The Biden administration has busied itself trying to find replacements for Russian oil, which makes up just under 10% of total U.S. imports. They have reached out to Venezuela, prompting an outcry from Republicans, including Sen. Marco Rubio, who accuse the White House of going hat-in-hand to petrol states already unfriendly to the U.S., and pleading with OPEC to boost production.
Biden enjoys solid bipartisan support on Capitol Hill for cutting off Russian oil imports, and yet, the GOP continues to attack the White House for high gas prices and for searching for new oil supply.
“Oil prices had already risen 60 percent before Putin’s invasion,” says Republican Study Committee Chairman Jim Banks, who introduced legislation to preemptively ban the import of Venezuelan oil. “So let me tell you, unless the Biden administration changes its tune at home, things are going to get a whole lot worse for American consumers and for the rest of the world.”
Searching for a glut of surplus oil abroad is an odd look for a Democratic party that made climate change the center of its policy agenda.
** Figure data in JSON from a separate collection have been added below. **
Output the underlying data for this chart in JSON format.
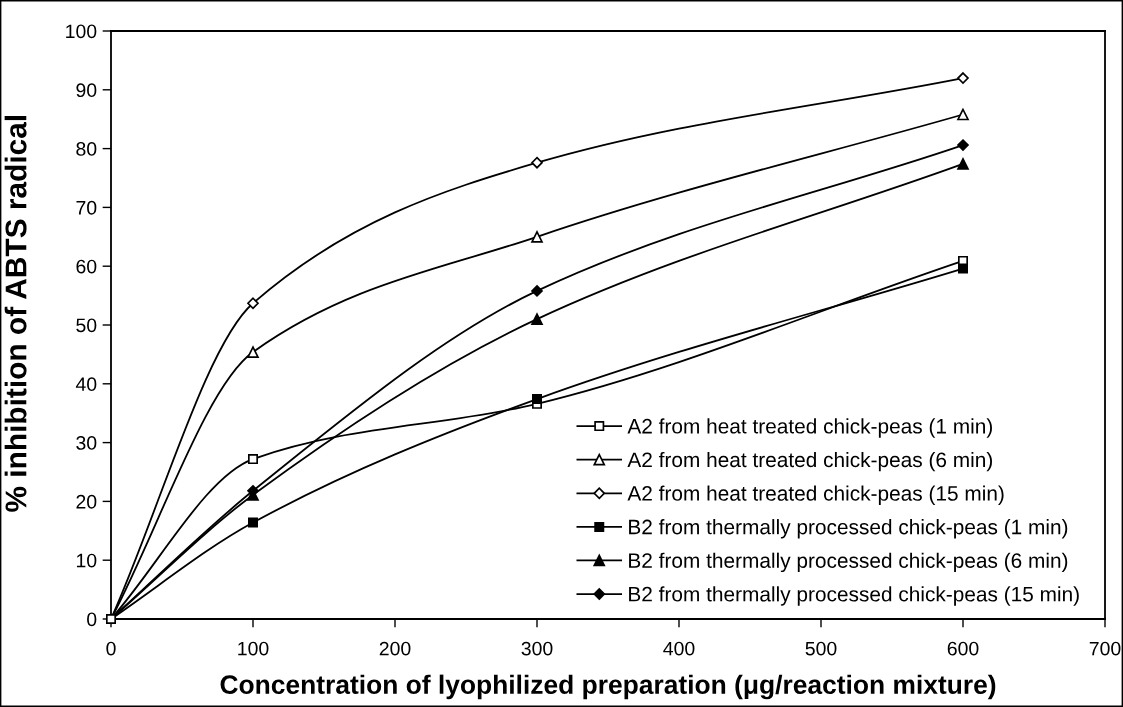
{
  "chart_data": {
    "type": "line",
    "xlabel": "Concentration of lyophilized preparation (μg/reaction mixture)",
    "ylabel": "% inhibition of ABTS radical",
    "x": [
      0,
      100,
      300,
      600
    ],
    "xlim": [
      0,
      700
    ],
    "xticks": [
      0,
      100,
      200,
      300,
      400,
      500,
      600,
      700
    ],
    "ylim": [
      0,
      100
    ],
    "yticks": [
      0,
      10,
      20,
      30,
      40,
      50,
      60,
      70,
      80,
      90,
      100
    ],
    "grid": false,
    "legend": "bottom right",
    "line_style": "solid",
    "series": [
      {
        "name": "A2 from heat treated chick-peas (1 min)",
        "color": "#000000",
        "marker": "square",
        "values": [
          0,
          27.2,
          36.6,
          60.9
        ]
      },
      {
        "name": "A2 from heat treated chick-peas (6 min)",
        "color": "#000000",
        "marker": "triangle",
        "values": [
          0,
          45.4,
          65,
          85.8
        ]
      },
      {
        "name": "A2 from heat treated chick-peas (15 min)",
        "color": "#000000",
        "marker": "diamond",
        "values": [
          0,
          53.7,
          77.6,
          92
        ]
      },
      {
        "name": "B2 from thermally processed chick-peas (1 min)",
        "color": "#000000",
        "marker": "square",
        "values": [
          0,
          16.4,
          37.4,
          59.6
        ]
      },
      {
        "name": "B2 from thermally processed chick-peas (6 min)",
        "color": "#000000",
        "marker": "triangle",
        "values": [
          0,
          21.1,
          51,
          77.4
        ]
      },
      {
        "name": "B2 from thermally processed chick-peas (15 min)",
        "color": "#000000",
        "marker": "diamond",
        "values": [
          0,
          21.8,
          55.8,
          80.6
        ]
      }
    ]
  }
}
Last October, for instance, California Rep. Ro Khanna asked Chevron CEO Michael Wirth if he was “embarrassed as an American company that your production is going up while European counterparts are going down?”
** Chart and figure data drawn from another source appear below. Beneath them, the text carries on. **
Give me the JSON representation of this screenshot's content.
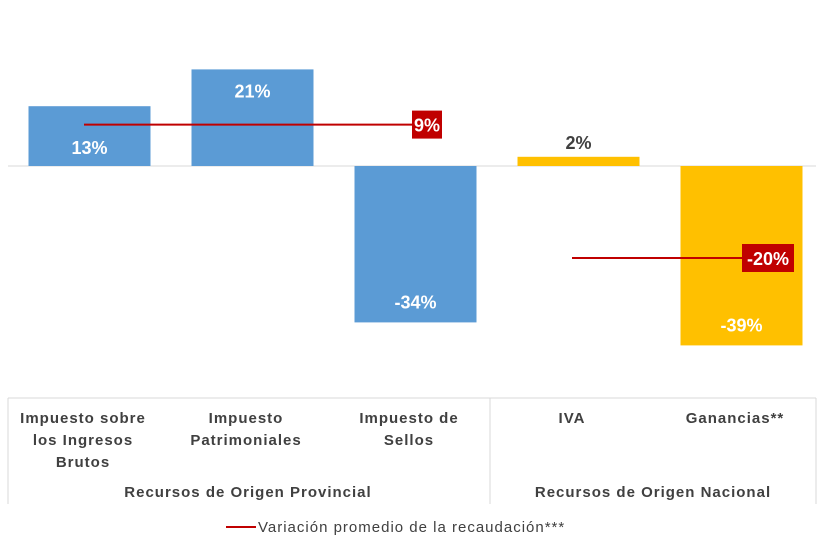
{
  "chart_data": {
    "type": "bar",
    "categories": [
      "Impuesto sobre los Ingresos Brutos",
      "Impuesto Patrimoniales",
      "Impuesto de Sellos",
      "IVA",
      "Ganancias**"
    ],
    "category_lines": [
      [
        "Impuesto sobre",
        "los Ingresos",
        "Brutos"
      ],
      [
        "Impuesto",
        "Patrimoniales"
      ],
      [
        "Impuesto de",
        "Sellos"
      ],
      [
        "IVA"
      ],
      [
        "Ganancias**"
      ]
    ],
    "values": [
      13,
      21,
      -34,
      2,
      -39
    ],
    "data_labels": [
      "13%",
      "21%",
      "-34%",
      "2%",
      "-39%"
    ],
    "bar_groups": [
      "Recursos de Origen Provincial",
      "Recursos de Origen Provincial",
      "Recursos de Origen Provincial",
      "Recursos de Origen Nacional",
      "Recursos de Origen Nacional"
    ],
    "groups": [
      {
        "name": "Recursos de Origen Provincial",
        "color": "#5B9BD5",
        "categories": [
          0,
          1,
          2
        ]
      },
      {
        "name": "Recursos de Origen Nacional",
        "color": "#FFC000",
        "categories": [
          3,
          4
        ]
      }
    ],
    "average_lines": [
      {
        "group": "Recursos de Origen Provincial",
        "value": 9,
        "label": "9%"
      },
      {
        "group": "Recursos de Origen Nacional",
        "value": -20,
        "label": "-20%"
      }
    ],
    "legend": {
      "label": "Variación promedio de la recaudación***",
      "color": "#C00000",
      "placement": "bottom"
    },
    "ylim": [
      -45,
      36
    ],
    "colors": {
      "provincial": "#5B9BD5",
      "nacional": "#FFC000",
      "average": "#C00000",
      "average_label_bg": "#C00000"
    }
  }
}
The Chevron CEO was not, in fact, embarrassed. If anything, five months later, the Biden administration would like oil companies to pump more oil on the public lands and waters that they have leased already. The president is not, however, abandoning his climate goals of an economy “run on electric vehicles powered by clean energy.” The pain at the pump that consumers now feel acutely, he said, “should motivate us to accelerate a transition to clean energy.”
Until that future arrives, the president seemed to shrug. Do you have a message for the American people about gas prices, reporters asked after Air Force One touched down in Texas. “They're going to go up,” Biden replied. What can you do about it, the reporters pressed. “Can't do much right now,” he said. “Russia is responsible.”